The titles are very original, but there's one in particular that catches my attention: "La Minchia Della Follia" I burst out laughing again, and my friend looks at me as if I'm an idiot.
"What's up?" he asks me.
"Read this" I show him.
He laughs too. "And who the hell are these guys, are they Italian?" he asks while examining the CD back.
"Look at the booklet inside"
We look at the booklet and discover that the band members are Austrian! I read the names: Klaus Shubert (Relative of F. Schubert), guitars - Nik p.opper, Keyboards - Lem Enzinger, vox - Rod Muehlegger, bass - Mike Rinner, drums. Intrigued, I ask the shopkeeper if I can listen to it on headphones (at the time, mp3s and such were science fiction. You wanted to hear a CD? Either you found someone who would lend it to you, or you bought it new, or you searched for it used. The end).
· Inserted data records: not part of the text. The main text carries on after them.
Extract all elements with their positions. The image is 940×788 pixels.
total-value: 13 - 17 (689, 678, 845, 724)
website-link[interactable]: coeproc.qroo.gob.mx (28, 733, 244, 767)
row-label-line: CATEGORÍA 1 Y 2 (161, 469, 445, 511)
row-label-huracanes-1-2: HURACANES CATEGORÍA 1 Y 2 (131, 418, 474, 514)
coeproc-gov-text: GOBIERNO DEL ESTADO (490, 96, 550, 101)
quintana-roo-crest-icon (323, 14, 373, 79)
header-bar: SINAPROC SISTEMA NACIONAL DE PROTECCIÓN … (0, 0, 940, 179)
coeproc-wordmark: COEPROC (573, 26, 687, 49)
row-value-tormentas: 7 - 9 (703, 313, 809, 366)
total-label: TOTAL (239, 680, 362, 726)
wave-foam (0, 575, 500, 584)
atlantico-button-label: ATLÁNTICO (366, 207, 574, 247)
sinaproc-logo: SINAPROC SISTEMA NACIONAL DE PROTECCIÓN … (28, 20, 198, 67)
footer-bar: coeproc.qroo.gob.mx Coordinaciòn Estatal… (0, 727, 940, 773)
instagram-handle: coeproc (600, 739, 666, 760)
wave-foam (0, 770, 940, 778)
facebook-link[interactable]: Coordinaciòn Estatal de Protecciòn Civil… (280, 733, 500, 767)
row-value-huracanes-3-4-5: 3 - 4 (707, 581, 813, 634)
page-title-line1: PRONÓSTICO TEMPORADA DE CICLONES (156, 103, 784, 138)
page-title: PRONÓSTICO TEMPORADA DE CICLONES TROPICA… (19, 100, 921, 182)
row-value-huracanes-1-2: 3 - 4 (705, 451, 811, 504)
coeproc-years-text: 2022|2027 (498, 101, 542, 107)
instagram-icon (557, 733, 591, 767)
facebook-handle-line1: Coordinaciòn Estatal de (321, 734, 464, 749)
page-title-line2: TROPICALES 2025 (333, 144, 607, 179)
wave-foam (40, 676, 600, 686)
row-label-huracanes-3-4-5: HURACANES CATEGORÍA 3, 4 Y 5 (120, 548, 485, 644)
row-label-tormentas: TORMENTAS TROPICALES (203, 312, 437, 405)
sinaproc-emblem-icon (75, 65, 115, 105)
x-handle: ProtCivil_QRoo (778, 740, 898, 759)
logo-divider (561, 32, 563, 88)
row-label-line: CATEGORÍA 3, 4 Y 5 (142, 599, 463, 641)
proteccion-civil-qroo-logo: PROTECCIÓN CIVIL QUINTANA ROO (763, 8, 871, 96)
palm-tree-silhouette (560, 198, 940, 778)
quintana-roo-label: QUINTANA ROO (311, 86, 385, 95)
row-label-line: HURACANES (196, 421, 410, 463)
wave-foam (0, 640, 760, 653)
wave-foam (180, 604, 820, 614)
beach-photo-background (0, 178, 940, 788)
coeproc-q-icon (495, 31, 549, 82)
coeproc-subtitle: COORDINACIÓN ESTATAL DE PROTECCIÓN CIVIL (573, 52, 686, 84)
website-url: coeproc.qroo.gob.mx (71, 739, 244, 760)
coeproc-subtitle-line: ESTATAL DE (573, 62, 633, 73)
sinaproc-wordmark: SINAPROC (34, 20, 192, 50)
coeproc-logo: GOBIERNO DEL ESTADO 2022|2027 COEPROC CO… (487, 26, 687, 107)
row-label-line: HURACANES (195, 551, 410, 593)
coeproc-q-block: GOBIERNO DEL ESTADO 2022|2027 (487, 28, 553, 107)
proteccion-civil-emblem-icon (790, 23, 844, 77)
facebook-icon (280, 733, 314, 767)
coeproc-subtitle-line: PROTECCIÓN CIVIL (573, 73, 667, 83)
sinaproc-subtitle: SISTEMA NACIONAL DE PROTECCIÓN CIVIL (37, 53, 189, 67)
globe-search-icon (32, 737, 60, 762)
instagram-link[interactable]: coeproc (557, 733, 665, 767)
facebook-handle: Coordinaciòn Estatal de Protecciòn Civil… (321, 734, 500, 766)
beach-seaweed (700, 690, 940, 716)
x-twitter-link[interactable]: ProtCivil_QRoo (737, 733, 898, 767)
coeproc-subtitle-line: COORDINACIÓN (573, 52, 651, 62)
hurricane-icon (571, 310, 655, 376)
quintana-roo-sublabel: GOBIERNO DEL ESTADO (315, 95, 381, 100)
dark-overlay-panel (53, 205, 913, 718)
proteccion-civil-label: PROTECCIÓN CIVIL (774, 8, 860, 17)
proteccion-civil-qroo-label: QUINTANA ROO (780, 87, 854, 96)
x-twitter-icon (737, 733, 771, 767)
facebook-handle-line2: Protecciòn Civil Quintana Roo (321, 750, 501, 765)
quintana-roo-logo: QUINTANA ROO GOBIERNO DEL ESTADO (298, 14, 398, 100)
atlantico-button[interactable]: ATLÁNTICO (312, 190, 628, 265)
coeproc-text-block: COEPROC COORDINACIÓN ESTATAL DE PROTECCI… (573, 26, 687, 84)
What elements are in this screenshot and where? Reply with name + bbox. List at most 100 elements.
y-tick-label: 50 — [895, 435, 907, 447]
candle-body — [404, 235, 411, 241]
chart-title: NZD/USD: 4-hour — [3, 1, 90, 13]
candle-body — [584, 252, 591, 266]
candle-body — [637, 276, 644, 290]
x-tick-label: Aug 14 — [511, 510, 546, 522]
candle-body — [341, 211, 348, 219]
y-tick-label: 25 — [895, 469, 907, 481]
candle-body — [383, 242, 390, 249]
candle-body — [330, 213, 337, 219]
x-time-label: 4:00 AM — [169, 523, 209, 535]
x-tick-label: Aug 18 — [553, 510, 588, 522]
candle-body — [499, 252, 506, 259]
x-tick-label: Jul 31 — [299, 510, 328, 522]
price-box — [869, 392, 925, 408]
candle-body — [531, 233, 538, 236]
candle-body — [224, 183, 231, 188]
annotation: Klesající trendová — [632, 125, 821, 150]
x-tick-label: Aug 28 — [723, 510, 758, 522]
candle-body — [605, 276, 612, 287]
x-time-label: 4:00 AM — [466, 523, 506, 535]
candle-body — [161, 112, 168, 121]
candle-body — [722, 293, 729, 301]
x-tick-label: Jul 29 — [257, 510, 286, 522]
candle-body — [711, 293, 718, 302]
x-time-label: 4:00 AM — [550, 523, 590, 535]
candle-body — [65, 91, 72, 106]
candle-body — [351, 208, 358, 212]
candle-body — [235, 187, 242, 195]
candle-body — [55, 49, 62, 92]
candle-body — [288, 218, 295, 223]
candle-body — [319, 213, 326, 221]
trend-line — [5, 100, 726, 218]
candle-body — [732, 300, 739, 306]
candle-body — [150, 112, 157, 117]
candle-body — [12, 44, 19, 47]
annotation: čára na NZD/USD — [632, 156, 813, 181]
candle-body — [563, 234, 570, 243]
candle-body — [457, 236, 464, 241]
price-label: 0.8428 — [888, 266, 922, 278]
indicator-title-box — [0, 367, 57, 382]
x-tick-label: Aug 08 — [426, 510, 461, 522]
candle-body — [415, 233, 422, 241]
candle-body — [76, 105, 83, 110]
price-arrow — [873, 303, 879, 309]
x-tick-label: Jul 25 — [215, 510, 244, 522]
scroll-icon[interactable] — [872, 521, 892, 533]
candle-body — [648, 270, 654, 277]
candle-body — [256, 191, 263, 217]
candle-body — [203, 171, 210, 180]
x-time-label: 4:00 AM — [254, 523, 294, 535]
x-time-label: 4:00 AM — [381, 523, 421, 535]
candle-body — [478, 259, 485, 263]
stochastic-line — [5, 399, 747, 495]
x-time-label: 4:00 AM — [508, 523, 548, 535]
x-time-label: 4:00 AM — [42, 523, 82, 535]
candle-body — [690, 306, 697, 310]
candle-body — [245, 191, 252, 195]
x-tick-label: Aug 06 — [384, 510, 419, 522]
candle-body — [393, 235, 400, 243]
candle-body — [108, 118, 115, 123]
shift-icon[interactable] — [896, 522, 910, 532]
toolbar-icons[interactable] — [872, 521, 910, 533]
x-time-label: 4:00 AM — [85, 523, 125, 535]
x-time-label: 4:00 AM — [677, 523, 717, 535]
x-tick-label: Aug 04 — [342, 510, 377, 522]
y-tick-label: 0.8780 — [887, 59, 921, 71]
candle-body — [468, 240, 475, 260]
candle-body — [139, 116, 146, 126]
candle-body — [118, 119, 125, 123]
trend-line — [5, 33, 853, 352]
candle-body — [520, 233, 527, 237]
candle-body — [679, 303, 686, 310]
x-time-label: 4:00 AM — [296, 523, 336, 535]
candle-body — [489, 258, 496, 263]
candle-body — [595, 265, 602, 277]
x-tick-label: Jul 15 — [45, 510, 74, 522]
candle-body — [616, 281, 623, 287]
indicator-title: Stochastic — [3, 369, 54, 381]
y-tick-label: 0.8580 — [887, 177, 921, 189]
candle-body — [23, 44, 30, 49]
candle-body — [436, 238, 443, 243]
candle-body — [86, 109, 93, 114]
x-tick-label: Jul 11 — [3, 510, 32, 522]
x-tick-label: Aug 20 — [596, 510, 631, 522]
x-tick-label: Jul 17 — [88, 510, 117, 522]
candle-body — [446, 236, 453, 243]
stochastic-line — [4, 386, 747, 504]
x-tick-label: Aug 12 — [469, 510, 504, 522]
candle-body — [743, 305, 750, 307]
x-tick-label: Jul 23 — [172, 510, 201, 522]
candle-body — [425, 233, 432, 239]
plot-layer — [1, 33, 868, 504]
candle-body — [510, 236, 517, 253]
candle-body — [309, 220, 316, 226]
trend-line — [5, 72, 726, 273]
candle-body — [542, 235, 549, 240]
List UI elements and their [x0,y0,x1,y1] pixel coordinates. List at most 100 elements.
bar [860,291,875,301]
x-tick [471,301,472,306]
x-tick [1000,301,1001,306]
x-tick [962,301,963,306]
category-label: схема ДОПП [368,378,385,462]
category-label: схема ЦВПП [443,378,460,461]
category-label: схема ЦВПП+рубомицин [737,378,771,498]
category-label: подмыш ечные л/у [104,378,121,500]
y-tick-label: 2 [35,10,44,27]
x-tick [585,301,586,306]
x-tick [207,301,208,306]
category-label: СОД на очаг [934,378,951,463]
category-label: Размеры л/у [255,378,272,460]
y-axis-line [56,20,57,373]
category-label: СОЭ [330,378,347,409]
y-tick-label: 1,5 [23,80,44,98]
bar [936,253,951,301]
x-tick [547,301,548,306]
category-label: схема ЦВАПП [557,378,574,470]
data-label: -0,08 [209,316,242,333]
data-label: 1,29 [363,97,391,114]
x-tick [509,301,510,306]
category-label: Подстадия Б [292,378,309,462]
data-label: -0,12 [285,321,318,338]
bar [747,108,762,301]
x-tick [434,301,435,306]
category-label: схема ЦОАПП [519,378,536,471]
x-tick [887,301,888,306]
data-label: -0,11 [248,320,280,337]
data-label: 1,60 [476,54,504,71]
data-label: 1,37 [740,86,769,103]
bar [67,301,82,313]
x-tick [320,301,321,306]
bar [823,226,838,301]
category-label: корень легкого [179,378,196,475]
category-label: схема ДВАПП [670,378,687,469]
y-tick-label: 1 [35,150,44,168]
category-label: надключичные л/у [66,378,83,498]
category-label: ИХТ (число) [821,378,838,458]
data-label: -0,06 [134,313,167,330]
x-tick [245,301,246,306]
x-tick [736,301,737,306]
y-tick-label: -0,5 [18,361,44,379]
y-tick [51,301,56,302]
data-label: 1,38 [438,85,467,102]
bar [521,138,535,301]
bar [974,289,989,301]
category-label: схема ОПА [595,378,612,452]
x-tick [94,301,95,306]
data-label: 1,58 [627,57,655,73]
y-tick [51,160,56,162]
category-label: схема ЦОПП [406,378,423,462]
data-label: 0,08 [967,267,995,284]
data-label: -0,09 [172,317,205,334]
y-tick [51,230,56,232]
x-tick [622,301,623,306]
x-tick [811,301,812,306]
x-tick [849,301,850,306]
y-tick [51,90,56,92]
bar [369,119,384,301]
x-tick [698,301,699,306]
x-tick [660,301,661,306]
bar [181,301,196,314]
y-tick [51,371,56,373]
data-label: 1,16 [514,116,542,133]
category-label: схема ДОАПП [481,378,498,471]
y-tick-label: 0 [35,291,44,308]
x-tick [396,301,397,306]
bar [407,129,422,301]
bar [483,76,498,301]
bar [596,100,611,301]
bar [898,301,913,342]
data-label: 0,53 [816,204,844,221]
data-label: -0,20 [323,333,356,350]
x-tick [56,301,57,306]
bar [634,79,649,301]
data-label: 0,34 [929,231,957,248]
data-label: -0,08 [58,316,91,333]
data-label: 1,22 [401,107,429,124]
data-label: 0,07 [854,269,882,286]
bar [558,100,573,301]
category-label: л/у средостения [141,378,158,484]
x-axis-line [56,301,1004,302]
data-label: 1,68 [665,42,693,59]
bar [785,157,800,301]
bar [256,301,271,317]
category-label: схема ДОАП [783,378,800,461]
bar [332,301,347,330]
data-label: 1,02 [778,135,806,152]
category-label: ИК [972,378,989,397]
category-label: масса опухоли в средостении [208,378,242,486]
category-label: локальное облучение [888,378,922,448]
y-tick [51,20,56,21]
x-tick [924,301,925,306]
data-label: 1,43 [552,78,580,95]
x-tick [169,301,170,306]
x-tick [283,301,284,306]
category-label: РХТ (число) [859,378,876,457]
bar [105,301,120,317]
The first track starts: "Reflection Of The Past" and I'm immediately puzzled. Half industrial and thrash sounds on a melodic base of A.O.R., with a singer who vaguely reminds me of James Labrie. "What the heck is this?" I ask myself. I go on listening to the various tracks, and genres unfold one after the other, Death/Thrash, Heavy rap, jazz rock, Hard rock industrial, Prog pop. So I think to myself: "It should be Crossover, but it isn't, what the heck is it? who knows!" I say, smirking a bit. The album is pleasant to listen to. Then I finally reach the track that had caught my attention, "La Minchia Della Follia", and discover it's an instrumental piece, ingenious and with a compositional maturity above the norm. The tracks up to that point were very original and pleasant, but that piece was worthy of a relative of "Franz Schubert". Fantastic. It even makes you laugh at a certain point.. I ask the price of the CD: "8,000 lire". Mine!
I would realize only many years later that I had purchased a very rare and unfindable gem, of originality that crystallized at that moment, in that genre and in that album. It's not a masterpiece, it's just beautiful music to discover. If you find it, try it.